The Bay of Apia is crescent-shaped, having the point of Mulinuu for the western, and the point of Matatu for the eastern, tip of the horn. Although the coral reef stretches from tip to tip, there is, in the very middle, a natural gap in the submarine coral wall, deep enough and broad enough to give passage even to a man-of-war.

We cast anchor at daylight, and as I looked over the side of the steamer a sense of familiarity pervaded the landscape, possibly to be accounted for by the fact that the slender, feathery palms had ceased to be distinctive features; not that palms were lacking, but that their long, straight stems were crowded out by a dense growth of other trees. In one of his letters Stevenson himself comments on this, and implies that this "home likeness" formed one of the attractions which drew him to Upolu.

The little town of Apia nestles at the foot of a peaked and forest-clad mountain; indeed the whole of the shore, which is everywhere green and level, is overshadowed by inland mountain tops.

At last I had attained the goal of my pilgrimage; at last I was within hail of that lonely plateau, where all that was mortal of Robert Louis Stevenson was laid to rest some eight years ago.

I looked shoreward with eyes full of reverence and wonder. This island with its wooded peak was the "surfy palm-built bubble" of Gosse's wonderful poem. The rhythm of the words made music in my brain.

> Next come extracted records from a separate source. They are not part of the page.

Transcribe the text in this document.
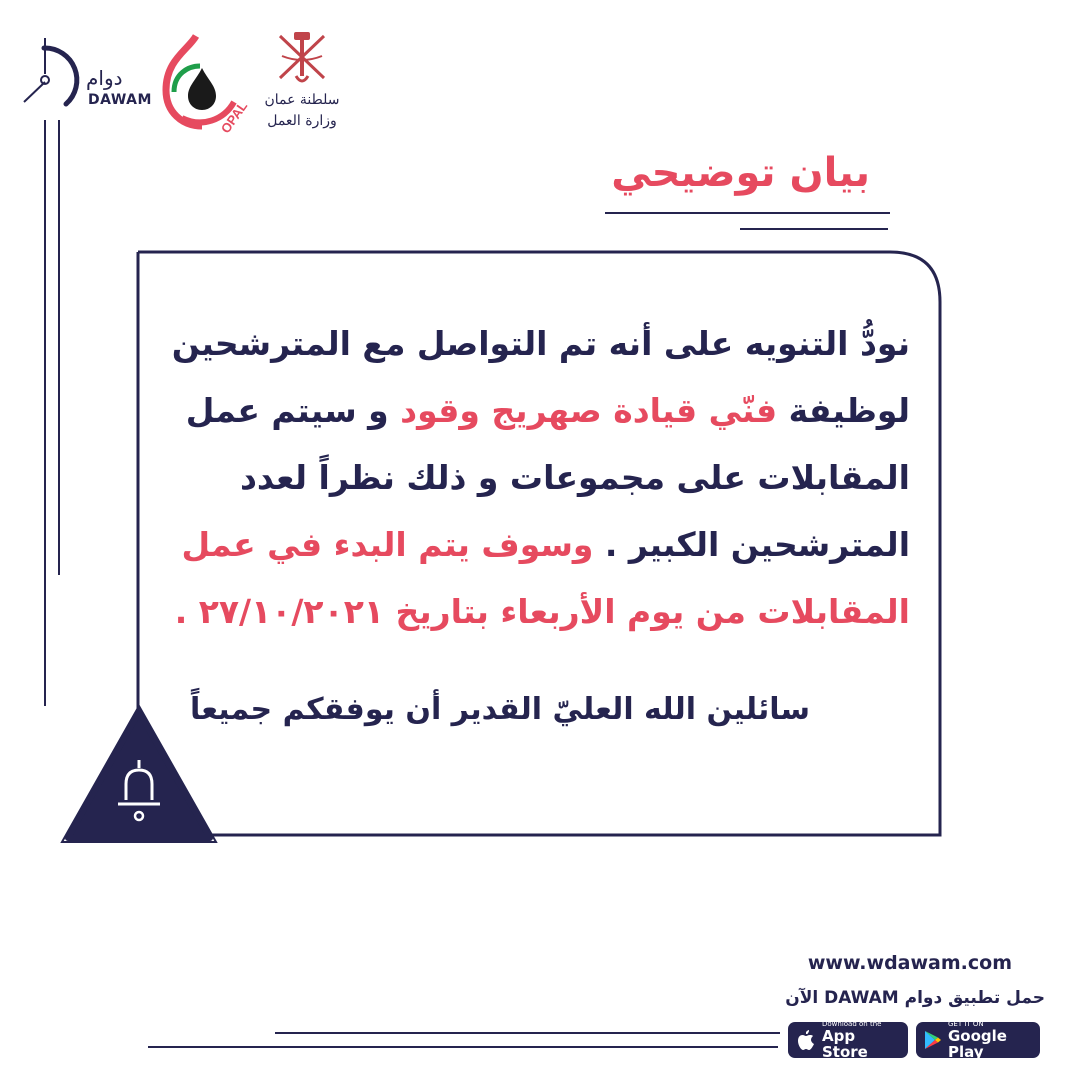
دوام
DAWAM	OPAL سلطنة عمان
وزارة العمل
بيان توضيحي
نودُّ التنويه على أنه تم التواصل مع المترشحين
لوظيفة فنّي قيادة صهريج وقود و سيتم عمل
المقابلات على مجموعات و ذلك نظراً لعدد
المترشحين الكبير . وسوف يتم البدء في عمل
المقابلات من يوم الأربعاء بتاريخ ٢٧/١٠/٢٠٢١ .
سائلين الله العليّ القدير أن يوفقكم جميعاً
www.wdawam.com
حمل تطبيق دوام DAWAM الآن
Download on the
App Store
GET IT ON
Google Play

"Now the skies are pure above you, Tusitala, Feathered trees bow down before you, Perfumed winds from shining waters Stir the sanguine-leaved hibiscus, That your kingdom's dusk-eyed daughters Weave about their shining tresses, Dew-fed guavas drop their viscous Honey at the sun's caresses, Where eternal summer blesses Your ethereal musky highlands." "You are circled, as by magic, In a surfy palm-built bubble, Tusitala. Fate hath chosen, but the choice is Half delectable, half tragic, For we hear you speak like Moses, And we greet you back enchanted, But reply's no sooner granted Than the rifted cloud-land closes."

This poem, which forms the dedication to _Russet and Silver_, was received by Stevenson only a few days before his death. The fact that he had barely read it ere the "rifted cloud-land" did indeed close upon him imparts an almost prophetic significance to the last two lines.